I learnt that I was a major contributing factor to my depression; I had bad mental habits that I needed to change. While some depression is chemical-based, a lot of it is putrefied emotion.
I had to learn to acknowledge, and stop, my own negativity, fear and tendency to self-sabotage. I'm still working on those, but therapy is when someone guides you towards honesty, not victimhood, and helps you take over the reins. It's good for you and those all around you.
(6) Mindfulness is brilliant as a method of moving forward. It's like an anchor and not only helps control negative thoughts but converts them into better ones.
You focus on this moment, cope, enjoy; don't think about it later or before. It makes things manageable but it also reveals fragments of beauty.
(7) Exercise really helps and, although it's the last thing a depressed person wants to do, you can start small, preferably in daylight.
(8) Whether chicken or egg, there is a definite link between addiction and depression. It's a double whammy of self-loathing and a chemical rollercoaster that leads to despair. These are not necessarily separate issues.
(9) I never had the option of paid sick leave, and perhaps not having it prolonged my plateau phase, but maybe time off would have prolonged my worst phase. The distraction of work, hobbies, people and volunteering is important after a certain point.
(10) I suggest it's best to tackle depression like any chronic illness and to speak of it as such.
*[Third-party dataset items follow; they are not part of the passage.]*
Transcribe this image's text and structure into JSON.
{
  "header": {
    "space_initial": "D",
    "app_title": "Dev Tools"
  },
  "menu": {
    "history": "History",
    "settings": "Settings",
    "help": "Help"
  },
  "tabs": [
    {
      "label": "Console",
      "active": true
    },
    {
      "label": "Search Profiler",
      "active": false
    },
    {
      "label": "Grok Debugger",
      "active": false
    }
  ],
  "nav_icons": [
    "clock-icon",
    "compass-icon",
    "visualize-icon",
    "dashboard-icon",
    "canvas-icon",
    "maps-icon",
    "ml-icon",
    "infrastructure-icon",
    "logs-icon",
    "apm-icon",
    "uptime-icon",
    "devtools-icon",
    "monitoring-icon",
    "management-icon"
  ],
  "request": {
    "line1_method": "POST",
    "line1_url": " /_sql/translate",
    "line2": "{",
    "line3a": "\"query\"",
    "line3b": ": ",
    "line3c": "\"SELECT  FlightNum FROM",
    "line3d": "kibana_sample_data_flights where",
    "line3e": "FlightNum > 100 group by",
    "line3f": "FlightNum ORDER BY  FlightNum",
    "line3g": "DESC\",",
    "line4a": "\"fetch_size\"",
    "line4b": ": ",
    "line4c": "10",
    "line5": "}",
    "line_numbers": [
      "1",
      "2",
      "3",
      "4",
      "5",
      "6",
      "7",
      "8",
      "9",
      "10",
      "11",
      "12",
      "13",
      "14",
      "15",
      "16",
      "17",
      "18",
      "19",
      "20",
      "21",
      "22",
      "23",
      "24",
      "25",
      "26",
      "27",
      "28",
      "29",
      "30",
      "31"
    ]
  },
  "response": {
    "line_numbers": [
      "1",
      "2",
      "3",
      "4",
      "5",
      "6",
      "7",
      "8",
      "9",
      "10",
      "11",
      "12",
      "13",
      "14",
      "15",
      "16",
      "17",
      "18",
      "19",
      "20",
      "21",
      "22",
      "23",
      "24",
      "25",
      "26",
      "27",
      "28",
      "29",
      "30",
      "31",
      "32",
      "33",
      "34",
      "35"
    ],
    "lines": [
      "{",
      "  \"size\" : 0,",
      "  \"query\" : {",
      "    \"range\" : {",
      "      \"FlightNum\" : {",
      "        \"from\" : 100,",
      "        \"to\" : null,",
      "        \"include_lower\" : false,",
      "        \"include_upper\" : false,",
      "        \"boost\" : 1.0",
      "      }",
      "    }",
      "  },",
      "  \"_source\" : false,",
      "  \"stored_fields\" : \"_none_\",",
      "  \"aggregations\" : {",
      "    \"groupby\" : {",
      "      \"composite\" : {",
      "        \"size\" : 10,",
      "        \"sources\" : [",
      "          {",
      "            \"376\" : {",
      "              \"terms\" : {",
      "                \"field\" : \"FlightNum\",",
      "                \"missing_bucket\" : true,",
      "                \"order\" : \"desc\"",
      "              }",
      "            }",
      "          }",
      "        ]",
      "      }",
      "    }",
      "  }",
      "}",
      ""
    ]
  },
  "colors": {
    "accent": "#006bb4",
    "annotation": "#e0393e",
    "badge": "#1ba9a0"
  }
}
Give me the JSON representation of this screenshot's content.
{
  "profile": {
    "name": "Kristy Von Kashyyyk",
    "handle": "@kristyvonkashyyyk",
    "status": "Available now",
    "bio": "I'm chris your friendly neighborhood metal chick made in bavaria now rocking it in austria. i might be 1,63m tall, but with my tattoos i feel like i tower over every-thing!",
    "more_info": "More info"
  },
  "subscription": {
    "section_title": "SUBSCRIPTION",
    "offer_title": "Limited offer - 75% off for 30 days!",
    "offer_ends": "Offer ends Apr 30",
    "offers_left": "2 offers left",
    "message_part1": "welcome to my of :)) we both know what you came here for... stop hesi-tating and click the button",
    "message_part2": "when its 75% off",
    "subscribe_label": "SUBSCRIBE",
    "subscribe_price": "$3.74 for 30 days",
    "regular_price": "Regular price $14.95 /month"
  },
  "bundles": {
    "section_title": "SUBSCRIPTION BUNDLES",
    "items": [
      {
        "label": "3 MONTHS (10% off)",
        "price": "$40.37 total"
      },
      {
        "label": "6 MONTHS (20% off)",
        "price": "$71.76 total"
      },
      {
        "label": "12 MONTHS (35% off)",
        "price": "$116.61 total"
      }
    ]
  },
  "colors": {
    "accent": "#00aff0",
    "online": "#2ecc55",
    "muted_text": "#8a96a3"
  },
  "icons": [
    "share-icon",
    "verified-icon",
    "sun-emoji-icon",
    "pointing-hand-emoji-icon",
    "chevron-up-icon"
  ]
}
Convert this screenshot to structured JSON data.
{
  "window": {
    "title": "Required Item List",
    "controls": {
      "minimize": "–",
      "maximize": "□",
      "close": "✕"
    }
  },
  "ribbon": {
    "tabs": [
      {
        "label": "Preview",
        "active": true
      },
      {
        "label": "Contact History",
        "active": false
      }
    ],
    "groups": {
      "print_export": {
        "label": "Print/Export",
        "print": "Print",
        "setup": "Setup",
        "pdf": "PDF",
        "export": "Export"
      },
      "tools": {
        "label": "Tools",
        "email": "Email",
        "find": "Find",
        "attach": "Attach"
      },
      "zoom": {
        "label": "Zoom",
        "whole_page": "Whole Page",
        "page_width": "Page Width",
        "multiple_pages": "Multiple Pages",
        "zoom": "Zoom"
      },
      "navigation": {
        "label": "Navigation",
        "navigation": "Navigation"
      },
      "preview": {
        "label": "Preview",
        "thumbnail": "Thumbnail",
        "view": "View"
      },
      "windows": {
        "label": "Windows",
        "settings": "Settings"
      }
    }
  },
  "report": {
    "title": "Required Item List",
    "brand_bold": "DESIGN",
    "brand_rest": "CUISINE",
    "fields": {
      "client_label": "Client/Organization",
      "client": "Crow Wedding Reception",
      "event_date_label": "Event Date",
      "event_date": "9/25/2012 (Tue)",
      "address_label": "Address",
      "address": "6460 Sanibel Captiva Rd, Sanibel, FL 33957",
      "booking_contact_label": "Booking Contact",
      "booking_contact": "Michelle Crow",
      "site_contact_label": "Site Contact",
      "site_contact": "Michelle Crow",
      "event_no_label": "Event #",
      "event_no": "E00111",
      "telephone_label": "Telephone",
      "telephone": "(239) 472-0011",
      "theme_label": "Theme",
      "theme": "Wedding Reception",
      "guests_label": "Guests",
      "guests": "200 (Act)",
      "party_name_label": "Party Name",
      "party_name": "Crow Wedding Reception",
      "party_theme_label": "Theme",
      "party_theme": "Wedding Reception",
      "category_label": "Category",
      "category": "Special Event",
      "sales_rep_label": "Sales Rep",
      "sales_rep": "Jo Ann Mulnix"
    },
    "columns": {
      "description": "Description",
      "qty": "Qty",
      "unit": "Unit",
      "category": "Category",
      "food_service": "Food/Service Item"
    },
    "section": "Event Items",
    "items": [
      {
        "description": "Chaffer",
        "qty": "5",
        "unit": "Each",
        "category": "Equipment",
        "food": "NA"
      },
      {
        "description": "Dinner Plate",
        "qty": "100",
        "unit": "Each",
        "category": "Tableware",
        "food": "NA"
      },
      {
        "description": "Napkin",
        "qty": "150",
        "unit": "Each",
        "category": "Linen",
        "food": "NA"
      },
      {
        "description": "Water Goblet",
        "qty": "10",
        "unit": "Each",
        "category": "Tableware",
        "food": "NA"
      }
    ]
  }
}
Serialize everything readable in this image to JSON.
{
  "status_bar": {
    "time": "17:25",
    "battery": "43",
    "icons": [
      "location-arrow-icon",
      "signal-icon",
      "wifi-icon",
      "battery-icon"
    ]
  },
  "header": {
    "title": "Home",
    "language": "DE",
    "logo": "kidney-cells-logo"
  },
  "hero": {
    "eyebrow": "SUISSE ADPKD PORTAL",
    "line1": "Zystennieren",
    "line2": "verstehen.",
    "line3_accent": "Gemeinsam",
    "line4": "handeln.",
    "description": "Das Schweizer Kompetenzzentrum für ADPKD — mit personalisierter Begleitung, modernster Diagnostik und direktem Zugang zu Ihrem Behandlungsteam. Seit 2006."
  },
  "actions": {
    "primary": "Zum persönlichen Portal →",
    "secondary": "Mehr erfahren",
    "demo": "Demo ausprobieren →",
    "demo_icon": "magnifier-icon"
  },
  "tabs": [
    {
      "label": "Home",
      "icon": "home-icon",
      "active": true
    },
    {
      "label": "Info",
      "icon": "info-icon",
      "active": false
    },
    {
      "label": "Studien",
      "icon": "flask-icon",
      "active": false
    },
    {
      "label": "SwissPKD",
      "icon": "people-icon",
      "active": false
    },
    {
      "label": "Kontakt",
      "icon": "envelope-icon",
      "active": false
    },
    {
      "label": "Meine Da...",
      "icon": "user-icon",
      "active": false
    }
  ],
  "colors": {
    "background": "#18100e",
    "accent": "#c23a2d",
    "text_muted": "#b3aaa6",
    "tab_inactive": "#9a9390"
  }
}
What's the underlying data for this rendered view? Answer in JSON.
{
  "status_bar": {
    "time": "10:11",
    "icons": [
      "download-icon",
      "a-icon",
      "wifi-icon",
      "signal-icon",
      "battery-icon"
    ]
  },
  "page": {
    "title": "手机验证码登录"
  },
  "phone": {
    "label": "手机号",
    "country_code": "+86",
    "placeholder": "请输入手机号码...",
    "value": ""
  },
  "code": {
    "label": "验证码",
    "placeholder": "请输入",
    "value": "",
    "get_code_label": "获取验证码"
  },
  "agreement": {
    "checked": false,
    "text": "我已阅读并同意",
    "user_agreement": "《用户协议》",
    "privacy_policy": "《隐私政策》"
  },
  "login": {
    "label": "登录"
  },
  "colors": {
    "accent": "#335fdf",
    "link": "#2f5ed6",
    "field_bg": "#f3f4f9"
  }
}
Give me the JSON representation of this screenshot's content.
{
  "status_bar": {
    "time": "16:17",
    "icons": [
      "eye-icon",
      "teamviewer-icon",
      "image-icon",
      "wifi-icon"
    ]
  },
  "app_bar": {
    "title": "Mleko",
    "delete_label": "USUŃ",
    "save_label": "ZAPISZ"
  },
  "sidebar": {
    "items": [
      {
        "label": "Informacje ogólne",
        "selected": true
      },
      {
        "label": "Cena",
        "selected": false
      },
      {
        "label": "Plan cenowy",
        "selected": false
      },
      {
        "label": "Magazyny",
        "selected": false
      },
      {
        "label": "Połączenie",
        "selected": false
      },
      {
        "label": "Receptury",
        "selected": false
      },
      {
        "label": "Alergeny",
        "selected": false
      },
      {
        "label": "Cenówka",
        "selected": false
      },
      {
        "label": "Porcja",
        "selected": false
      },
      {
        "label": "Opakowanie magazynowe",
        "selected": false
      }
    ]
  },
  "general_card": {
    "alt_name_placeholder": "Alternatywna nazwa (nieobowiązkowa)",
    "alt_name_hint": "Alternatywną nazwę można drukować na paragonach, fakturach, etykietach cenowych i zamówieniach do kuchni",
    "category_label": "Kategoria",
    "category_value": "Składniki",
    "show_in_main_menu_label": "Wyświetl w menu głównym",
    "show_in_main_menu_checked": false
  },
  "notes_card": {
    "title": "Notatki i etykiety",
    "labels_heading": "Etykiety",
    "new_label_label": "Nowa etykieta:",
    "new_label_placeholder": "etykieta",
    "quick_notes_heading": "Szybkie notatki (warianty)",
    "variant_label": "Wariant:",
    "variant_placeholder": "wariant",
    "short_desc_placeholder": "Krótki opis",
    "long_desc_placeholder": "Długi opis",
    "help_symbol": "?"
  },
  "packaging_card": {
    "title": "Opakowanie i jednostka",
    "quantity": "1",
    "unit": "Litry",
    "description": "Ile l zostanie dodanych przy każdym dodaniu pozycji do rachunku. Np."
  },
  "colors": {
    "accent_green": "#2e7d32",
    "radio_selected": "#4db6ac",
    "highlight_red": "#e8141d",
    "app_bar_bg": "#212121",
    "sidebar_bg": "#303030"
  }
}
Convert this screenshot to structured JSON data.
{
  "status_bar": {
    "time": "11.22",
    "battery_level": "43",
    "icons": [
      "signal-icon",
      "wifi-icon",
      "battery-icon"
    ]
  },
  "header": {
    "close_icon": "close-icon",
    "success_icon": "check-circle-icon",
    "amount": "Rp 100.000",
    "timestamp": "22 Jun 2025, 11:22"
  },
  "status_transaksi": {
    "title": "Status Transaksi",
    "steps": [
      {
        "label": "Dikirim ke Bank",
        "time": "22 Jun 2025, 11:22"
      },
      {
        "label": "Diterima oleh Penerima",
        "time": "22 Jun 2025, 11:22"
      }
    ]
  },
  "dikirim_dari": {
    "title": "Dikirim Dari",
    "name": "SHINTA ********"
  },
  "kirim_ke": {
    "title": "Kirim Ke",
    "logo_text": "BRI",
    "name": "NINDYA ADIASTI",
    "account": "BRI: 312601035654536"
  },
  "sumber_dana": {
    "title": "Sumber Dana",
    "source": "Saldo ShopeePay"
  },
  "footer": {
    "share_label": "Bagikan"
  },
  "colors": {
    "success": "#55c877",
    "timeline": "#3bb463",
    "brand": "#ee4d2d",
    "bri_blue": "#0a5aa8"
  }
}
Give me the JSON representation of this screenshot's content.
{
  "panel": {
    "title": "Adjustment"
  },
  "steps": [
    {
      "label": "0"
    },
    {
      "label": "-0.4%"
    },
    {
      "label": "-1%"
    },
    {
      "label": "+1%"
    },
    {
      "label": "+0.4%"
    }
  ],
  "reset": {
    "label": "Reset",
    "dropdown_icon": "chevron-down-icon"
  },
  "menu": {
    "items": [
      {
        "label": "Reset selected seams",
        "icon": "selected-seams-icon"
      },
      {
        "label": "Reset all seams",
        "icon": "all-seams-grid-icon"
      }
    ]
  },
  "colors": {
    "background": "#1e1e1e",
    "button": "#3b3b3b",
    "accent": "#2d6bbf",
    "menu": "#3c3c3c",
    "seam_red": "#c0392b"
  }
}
Explain to an employer as if you were explaining arthritis or kidney trouble. I got ill, I got a diagnosis, I'm having treatment and I'm working towards getting well. Some days are going to be bad and for these I ask your understanding.
(11) When you're depressed, you worry it will come back. If you have children you worry, a lot, that they too will have it. Worry is a symptom of depression, so as you get better, it fades. And you will get better.